In [6]:
library(tidyverse)
library(repr)
library(tidymodels)
library(GGally)
options(repr.matrix.max.rows = 6)
set.seed(100)

# Read Me:


## comment from Trevor:
### 1. tansfrom the predictors showing huge range into log scale before any other recipe steps. Check if there is any built in log special step in recipe? 

  
### 2. Do you need to upsample? it is not super unbalanced 
### - use cross-validation to compare K = 1, 2, 3, ... 
### - then compare accuracy on the data without upsample and with upsample, see if upsample really improve the result. 

### Rock Physical Properties and Rock Type 
**DSCI 100 Project Final Report
**Group 4: Naijide Anwaer, Maggie Ruan, Yun Xing  
Date: December 05, 2021**


### Introduction 
The purpose of this project proposal is to provide an overview of the rock petrophysical data process project.

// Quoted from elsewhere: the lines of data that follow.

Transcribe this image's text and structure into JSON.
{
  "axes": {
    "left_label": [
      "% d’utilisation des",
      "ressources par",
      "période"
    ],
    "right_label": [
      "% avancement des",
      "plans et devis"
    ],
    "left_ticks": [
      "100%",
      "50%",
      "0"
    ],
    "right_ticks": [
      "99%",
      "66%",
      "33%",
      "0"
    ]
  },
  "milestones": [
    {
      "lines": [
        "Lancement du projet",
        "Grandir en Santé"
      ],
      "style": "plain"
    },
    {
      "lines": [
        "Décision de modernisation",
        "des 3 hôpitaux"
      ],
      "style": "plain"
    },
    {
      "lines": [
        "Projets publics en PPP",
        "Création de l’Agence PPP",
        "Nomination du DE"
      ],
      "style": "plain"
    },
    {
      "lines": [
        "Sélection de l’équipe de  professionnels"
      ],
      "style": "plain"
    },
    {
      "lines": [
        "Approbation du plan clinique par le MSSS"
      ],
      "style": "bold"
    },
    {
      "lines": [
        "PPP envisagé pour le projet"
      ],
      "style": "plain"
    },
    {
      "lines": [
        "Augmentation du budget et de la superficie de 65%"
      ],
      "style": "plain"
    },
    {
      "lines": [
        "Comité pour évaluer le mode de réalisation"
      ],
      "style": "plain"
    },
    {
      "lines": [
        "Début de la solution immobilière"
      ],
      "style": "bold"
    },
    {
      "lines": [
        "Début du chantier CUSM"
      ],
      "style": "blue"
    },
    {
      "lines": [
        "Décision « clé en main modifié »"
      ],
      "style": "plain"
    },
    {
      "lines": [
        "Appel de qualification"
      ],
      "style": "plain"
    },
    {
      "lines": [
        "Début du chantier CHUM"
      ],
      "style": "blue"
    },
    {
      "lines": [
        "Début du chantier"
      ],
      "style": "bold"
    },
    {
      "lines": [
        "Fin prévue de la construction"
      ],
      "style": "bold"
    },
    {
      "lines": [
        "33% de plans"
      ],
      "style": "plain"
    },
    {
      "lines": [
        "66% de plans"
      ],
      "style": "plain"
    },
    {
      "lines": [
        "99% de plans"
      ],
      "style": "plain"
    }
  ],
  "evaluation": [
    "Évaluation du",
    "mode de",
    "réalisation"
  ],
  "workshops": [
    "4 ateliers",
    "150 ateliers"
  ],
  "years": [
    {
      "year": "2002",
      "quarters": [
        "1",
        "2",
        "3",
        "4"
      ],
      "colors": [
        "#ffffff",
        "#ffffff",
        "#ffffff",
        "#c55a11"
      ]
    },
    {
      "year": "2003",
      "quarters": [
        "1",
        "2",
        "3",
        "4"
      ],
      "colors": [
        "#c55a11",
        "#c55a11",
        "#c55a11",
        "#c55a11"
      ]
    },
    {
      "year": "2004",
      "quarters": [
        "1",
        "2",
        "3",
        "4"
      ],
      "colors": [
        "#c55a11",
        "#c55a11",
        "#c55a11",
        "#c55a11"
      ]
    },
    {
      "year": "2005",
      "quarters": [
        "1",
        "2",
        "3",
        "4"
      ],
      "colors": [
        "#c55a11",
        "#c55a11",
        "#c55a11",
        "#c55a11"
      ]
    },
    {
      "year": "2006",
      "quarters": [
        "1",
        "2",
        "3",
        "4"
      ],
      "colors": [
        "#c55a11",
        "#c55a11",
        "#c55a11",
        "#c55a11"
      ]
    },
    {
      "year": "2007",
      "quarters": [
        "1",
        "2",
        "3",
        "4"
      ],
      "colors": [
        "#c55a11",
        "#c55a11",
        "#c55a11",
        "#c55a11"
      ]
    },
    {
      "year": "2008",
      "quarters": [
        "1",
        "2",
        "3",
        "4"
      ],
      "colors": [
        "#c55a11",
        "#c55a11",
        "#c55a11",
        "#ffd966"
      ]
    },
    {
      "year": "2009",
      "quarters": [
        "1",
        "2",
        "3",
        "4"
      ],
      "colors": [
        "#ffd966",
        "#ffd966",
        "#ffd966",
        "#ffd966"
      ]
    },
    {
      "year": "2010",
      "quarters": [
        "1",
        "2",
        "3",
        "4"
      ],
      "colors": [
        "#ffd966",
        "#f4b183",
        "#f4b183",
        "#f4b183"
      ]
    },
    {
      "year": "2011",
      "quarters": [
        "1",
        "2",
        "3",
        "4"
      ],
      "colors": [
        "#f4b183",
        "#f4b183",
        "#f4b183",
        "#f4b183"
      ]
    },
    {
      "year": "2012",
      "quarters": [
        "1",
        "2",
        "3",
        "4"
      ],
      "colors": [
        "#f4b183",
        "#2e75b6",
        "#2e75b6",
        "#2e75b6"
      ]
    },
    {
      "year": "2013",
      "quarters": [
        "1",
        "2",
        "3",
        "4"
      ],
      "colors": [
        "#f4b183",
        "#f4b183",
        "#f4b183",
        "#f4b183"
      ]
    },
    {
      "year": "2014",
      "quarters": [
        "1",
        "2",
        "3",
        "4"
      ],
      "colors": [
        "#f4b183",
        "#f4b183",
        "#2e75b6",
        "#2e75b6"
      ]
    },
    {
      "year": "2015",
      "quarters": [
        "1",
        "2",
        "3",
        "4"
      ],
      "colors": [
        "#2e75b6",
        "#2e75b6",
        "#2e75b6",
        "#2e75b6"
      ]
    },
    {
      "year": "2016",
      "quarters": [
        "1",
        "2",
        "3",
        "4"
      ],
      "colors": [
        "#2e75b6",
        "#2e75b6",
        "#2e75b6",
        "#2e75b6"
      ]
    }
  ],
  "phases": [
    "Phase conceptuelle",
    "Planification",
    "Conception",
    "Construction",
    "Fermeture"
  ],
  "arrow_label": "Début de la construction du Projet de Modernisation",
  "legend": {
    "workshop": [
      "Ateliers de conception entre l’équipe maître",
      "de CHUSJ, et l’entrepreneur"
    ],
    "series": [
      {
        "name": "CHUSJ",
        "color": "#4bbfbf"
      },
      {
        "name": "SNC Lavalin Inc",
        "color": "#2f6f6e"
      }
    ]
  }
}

This proposal introduces the rock properties database, illustrates the exploratory data analysis, explains the methodology, and discusses the expected outcome of this project.  
 
The Canadian Rock Physical Property Database (CRPPD) includes rock petrophysical measurements on over 20,000 observations collected during the last 40 years. The rock measurements available in this database are density, porosity, resistivity etc.. Geographically, observations are categorized into different sample types including outcrop, subcrop, hand sample, and borehole sample. Geologically, observations are categorized into different rock types including igneous, sedimentary, and metamorphic, the three fundamental rock types.  

The group intends to study the relationship between the rock petrophysical measurements and the three fundamental rock types, and to answer a classification problem: given the physical properties data, whether the rock will be igneous, sedimentary, or metamorphic.   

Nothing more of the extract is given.